By Jacob Schaperow, editor-in-chief, @jschap1
I heard something worrisome during Student Government Association elections last week. I asked a friend of mine if he was voting in the SGA elections. “What’s SGA?” was not the response I was expecting. A campuswide student organization with as much influence as SGA should be a household name.
SGA obscurity hit a low point last year when only 900 or so students voted in its elections. While more than four times as many students voted in this year’s elections, perhaps because there were actually contested positions this year, that is still only a small fraction of the student population taking an active role.
Only about 15.8 percent of undergraduate students at this university voted in the SGA elections last week, SGA election board chairwoman Emily Williams told The Diamondback yesterday. This is about average, SGA adviser Joe Calizo said in The Diamondback article announcing the results.
Voter turnout is a problem at the national level as well as at the university level. The 2014 midterm elections had an abysmal voter turnout, with about 36 percent of the voting-age population casting ballots.

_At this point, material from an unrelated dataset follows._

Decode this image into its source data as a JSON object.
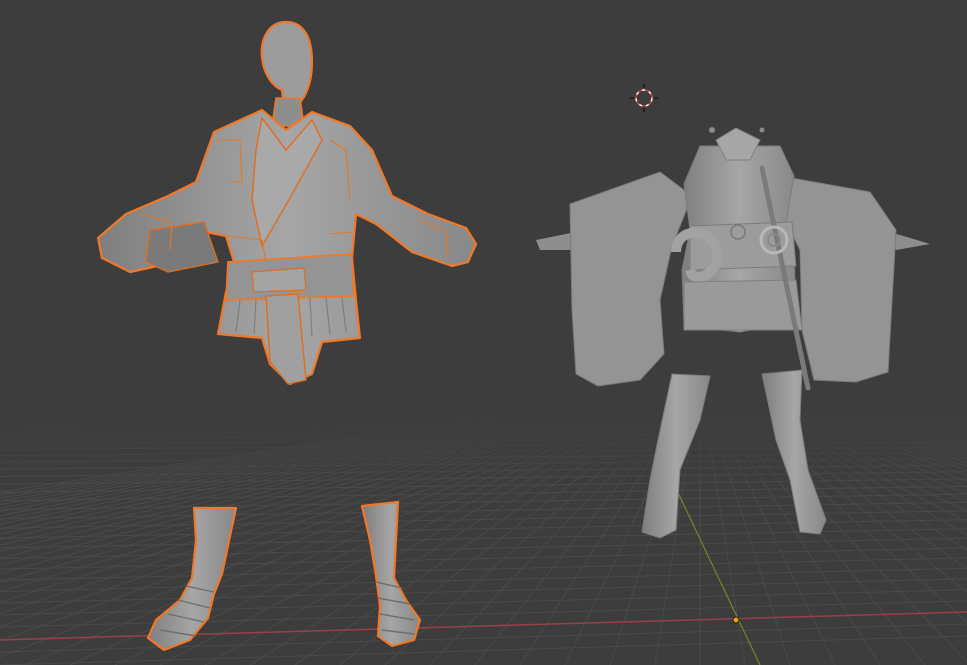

In the 2012 presidential elections, turnout was closer to 58 percent. Turnout is typically higher in presidential election years, according to the Washington Post’s politics blog.
Considering how much easier it is to vote in SGA elections than in U.S. elections, it is surprising turnout is not higher. There is no voter registration process, you can vote online and there is even a helpful description of each candidate’s background and goals posted on the ballot.
Do only 15 percent of students care about issues like tuition rates, sexual assault, and the student activities fee? SGA members need to do their utmost to ensure that the organization is as representative of the student body as possible. This would ideally be achieved by a 100 percent voter turnout rate. Low rates make you ask: Is 4,256 out of 27,000 representative of the student body?
SGA presidential candidate Ori Gutin, who lost yesterday to Next Party’s Patrick Ronk, called on the organization to make more of an effort to connect with the student body. Although the Voice Party will be a minority in next year’s SGA, its message of expanding communications between the SGA members and the student body would be a worthy task for SGA over the next year.
Of course, it is not entirely on the SGA to increase voter participation rates. We students need to step up and commit to improving the way things work around this university. Commit to a student group, read the school newspaper, pay attention to what goes on around the campus and look beyond the narrow domain of your classes and friends. Get involved and ask questions — this is the way to make your voice heard.